ISEF | Projects Database | Finalist Abstract

Back to Search Results | Print PDF

Creation of a Machine Learning App to Facilitate Pancreatic Cancer Prediction

Booth Id:
CBIO081

Category:
Computational Biology and Bioinformatics

Year:
2021

Finalist Names:
Fleishman, Reid (School: William A. Shine Great Neck South High School)

Abstract:
While pancreatic cancer is a deadly disease that is difficult to diagnose at an early stage, early diagnosis yields a much higher survival rate, making it key for treatment. With an increase in data, machine learning has shown promise in facilitating the early diagnosis of such diseases. The goals of this study were to develop an effective machine learning model to predict one’s risk of developing pancreatic cancer and to create a mobile app to facilitate prediction by an end-user. The training dataset was derived from the Integrated Public Use Microdata Series (IPUMS) health surveys and the National Cancer Institute’s Prostate, Lung, Colorectal and Ovarian (PLCO) study, and consisted of 17 pancreatic cancer risk factors encompassing 752,527 patients (983 of whom had pancreatic cancer). Data were re-coded, normalized, and split into training, validation, and testing sets.
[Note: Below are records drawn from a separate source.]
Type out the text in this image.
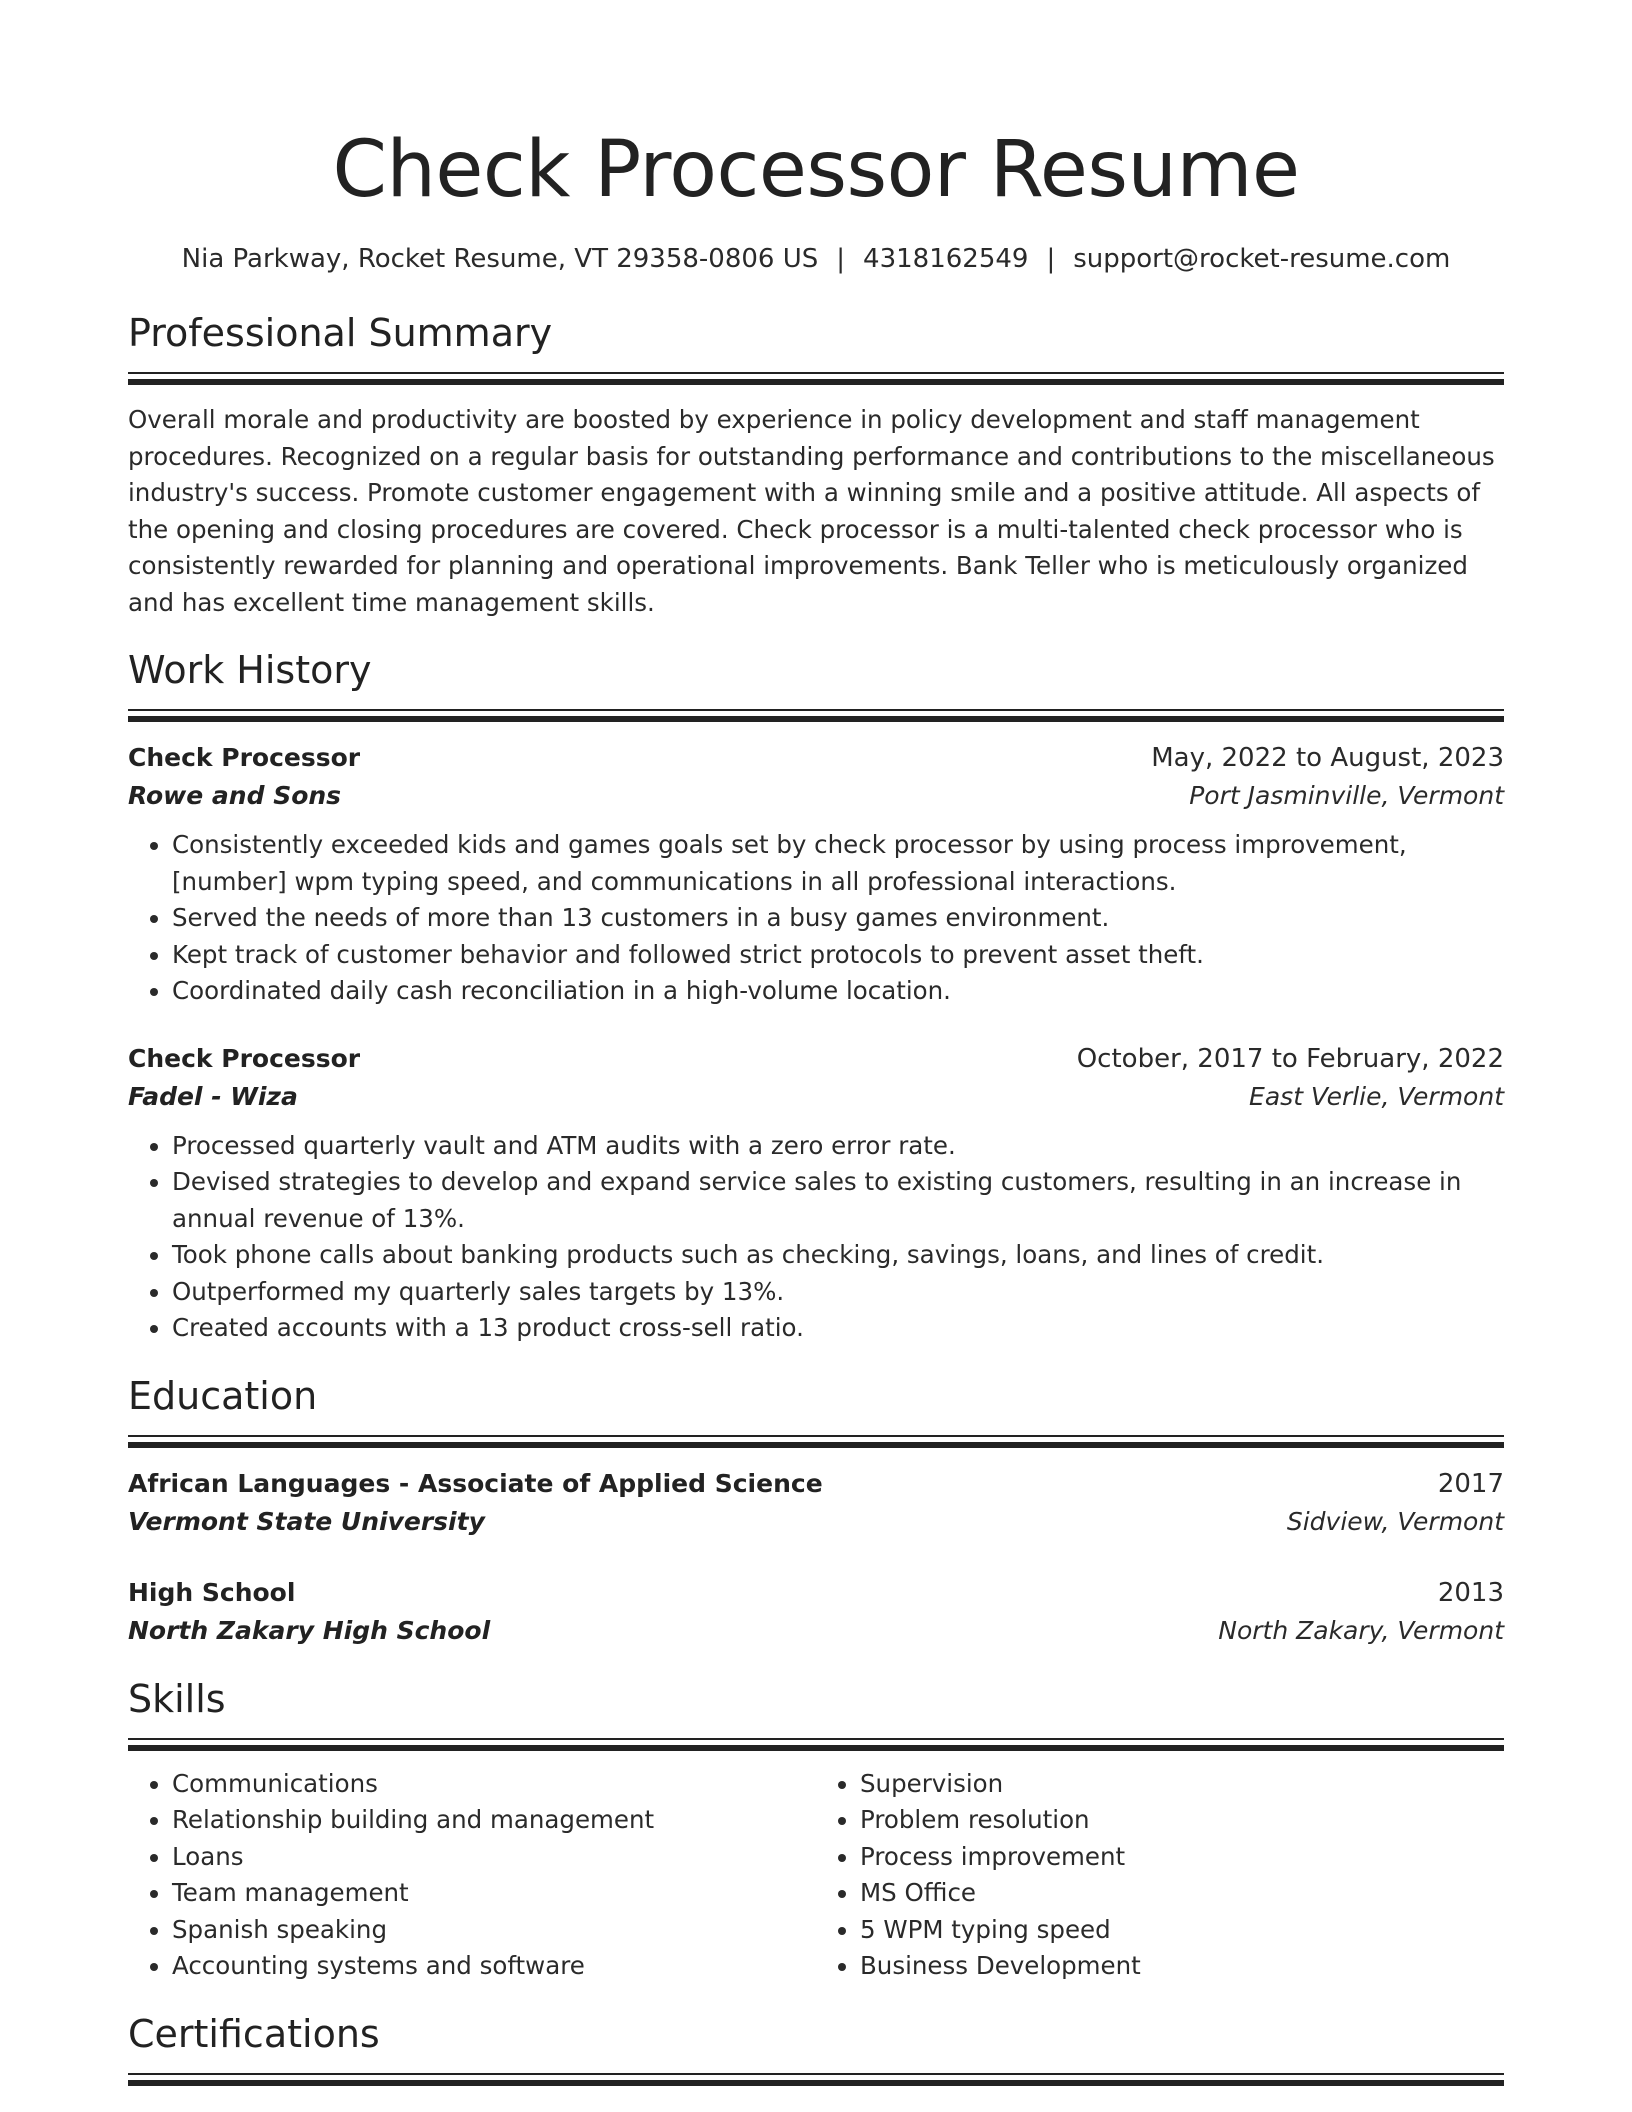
Check Processor Resume
Nia Parkway, Rocket Resume, VT 29358-0806 US | 4318162549 | support@rocket-resume.com
Professional Summary

Overall morale and productivity are boosted by experience in policy development and staff management procedures. Recognized on a regular basis for outstanding performance and contributions to the miscellaneous industry's success. Promote customer engagement with a winning smile and a positive attitude. All aspects of the opening and closing procedures are covered. Check processor is a multi-talented check processor who is consistently rewarded for planning and operational improvements. Bank Teller who is meticulously organized and has excellent time management skills.

Work History
Check Processor	May, 2022 to August, 2023
Rowe and Sons	Port Jasminville, Vermont
• Consistently exceeded kids and games goals set by check processor by using process improvement, [number] wpm typing speed, and communications in all professional interactions.
• Served the needs of more than 13 customers in a busy games environment.
• Kept track of customer behavior and followed strict protocols to prevent asset theft.
• Coordinated daily cash reconciliation in a high-volume location.
Check Processor	October, 2017 to February, 2022
Fadel - Wiza	East Verlie, Vermont
• Processed quarterly vault and ATM audits with a zero error rate.
• Devised strategies to develop and expand service sales to existing customers, resulting in an increase in annual revenue of 13%.
• Took phone calls about banking products such as checking, savings, loans, and lines of credit.
• Outperformed my quarterly sales targets by 13%.
• Created accounts with a 13 product cross-sell ratio.
Education
African Languages - Associate of Applied Science	2017
Vermont State University	Sidview, Vermont
High School	2013
North Zakary High School	North Zakary, Vermont
Skills
• Communications
• Relationship building and management
• Loans
• Team management
• Spanish speaking
• Accounting systems and software
• Supervision
• Problem resolution
• Process improvement
• MS Office
• 5 WPM typing speed
• Business Development
Certifications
Measures were taken to balance the classes and handle missing values. Decision Tree (DT), Random Forest (RF), Boosted Trees (BT), Logistic Regression (LR), and Support Vector Machine (SVM) models were created. The BT model achieved a sensitivity of 0.788, a specificity of 0.791, and the highest Area Under the Receiver Operating Characteristic Curve (AUC) of 0.870 out of the five algorithms and thus was embedded within the mobile app. Moreover, age, physical activity, smoking, and race were important predictors of pancreatic cancer, whereas depression, among others, were not. In this study, machine learning models were created that could be the basis for an important diagnostic tool to help identify one’s risk of developing pancreatic cancer.